2 mins

In 2017, the UK’s Financial Conduct Authority (FCA) recorded an approximate 75% increase in the number of investigations for potential market misconduct, compared with the previous year. What’s the reason behind the rise in numbers? Mark Steward, Director of Enforcement and Market Oversight at the FCA, credits the introduction of the Market Abuse Regime (MAR) in 2016 as one of the key factors.

Why does the industry need MAR?

Due to the scale and damage of recent high-profile scandals, such as LIBOR rigging and the manipulation of FX benchmarks, the financial industry is keen to restore client confidence. The FCA has worked closely with the industry in implementing new rules that aim to increase transparency, such as those introduced by MAR and the new Markets in Financial Instruments Directive II (MiFID II), which went live on 3 January 2018.

Most notably, this legislation extends the scope of the reporting regime for firms in terms of markets, platforms and conduct. The direct result of this, although still in its early days, has meant more data being reported to the FCA in the form of Suspicious Transaction and Order Reports (STORs). According to the FCA’s last annual report, the initial response “has been positive” with 1,898 STORs received in the last six months of 2016, compared with 1,110 STRs (the reporting format prior to MAR) in H1 2016.

Storage and retrieval issues

One of the key challenges MAR has thrown up for firms is that much of their data is currently recorded and stored separately in silos. Not only is the data often separated by business function or asset class, but it may also be stored by communication channel, for example by email, trading turret or chatroom/instant messenger content – and whether a trade was conducted electronically or by voice.
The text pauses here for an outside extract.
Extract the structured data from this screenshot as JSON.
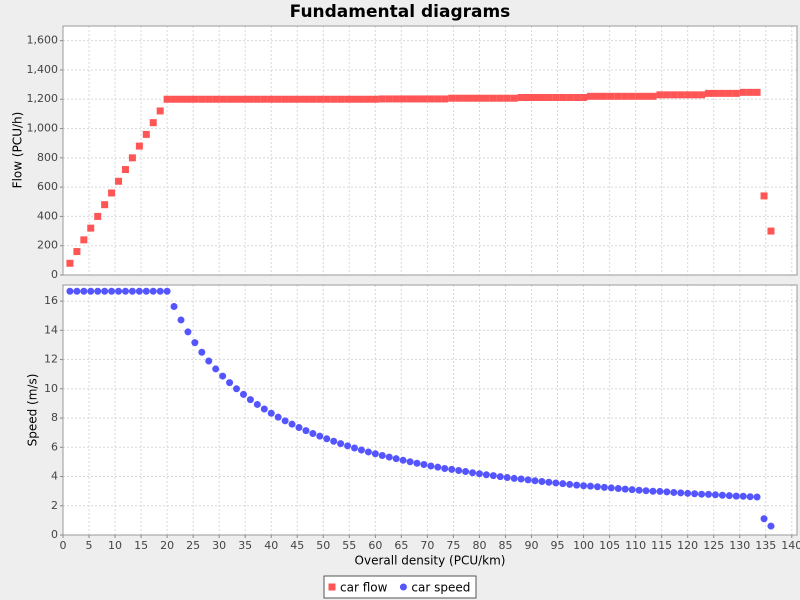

The problem with this siloed approach is the additional time and effort needed to access the required data and aggregate it into a usable format. By taking a more holistic approach to data capture and storage across the whole organisation, firms can go a step further and start combining datasets from across the business to help provide additional insights into trading activity, investment opportunities or operational efficiencies.

The way forward?

At Telstra, we believe the key to successful compliance when it comes to MAR and similar regulations is to be proactive. So, instead of only focusing on trying to catch misconduct months or even years after it has taken place, technology now enables firms to identify – and stop – unwanted behaviour in near real-time.

For example, ‘Telstra Trader Voice’, which is powered by enepath, meets the compliance need for a full audit trail of voice recordings. Not only does it support data capture, archiving and playback of recordings, but this data can also be integrated with other systems.It enables traders the same functionality when they are on the go, including all audit and collaboration facilities. Telstra Trader Voice also makes it easier to plan and modify a voice solution for the trading room, freeing up more time to devote to the core business.

Telstra Trader Voice is underpinned by Insightful Technology’s Soteria™ platform, which can capture, store and reconstruct mobile and fixed line phone calls, as well as other business communications, in a normalised data format. In addition, firms get access to a secure cloud-based or on-site storage platform, insightful analytics, and – most importantly – instant case reconstruction, meeting the strict compliance and governance regulations of both MAR and MiFID II.

Reaping benefits

While most firms recognise the benefit of MAR, it is also possible to leverage market surveillance technology to help create additional value at both the business and trading level, through the market insights offered by the captured data. When firms move beyond siloed data sources and adopt a more holistic approach, they are able to derive additional long-term benefits from compliance technology, such as supporting trader productivity and business continuity, across different locations.

By taking a more proactive approach to market surveillance, budgets spent on compliance can work harder for you in a wider business context – as well as protecting your organisation’s brand and reputation in the market.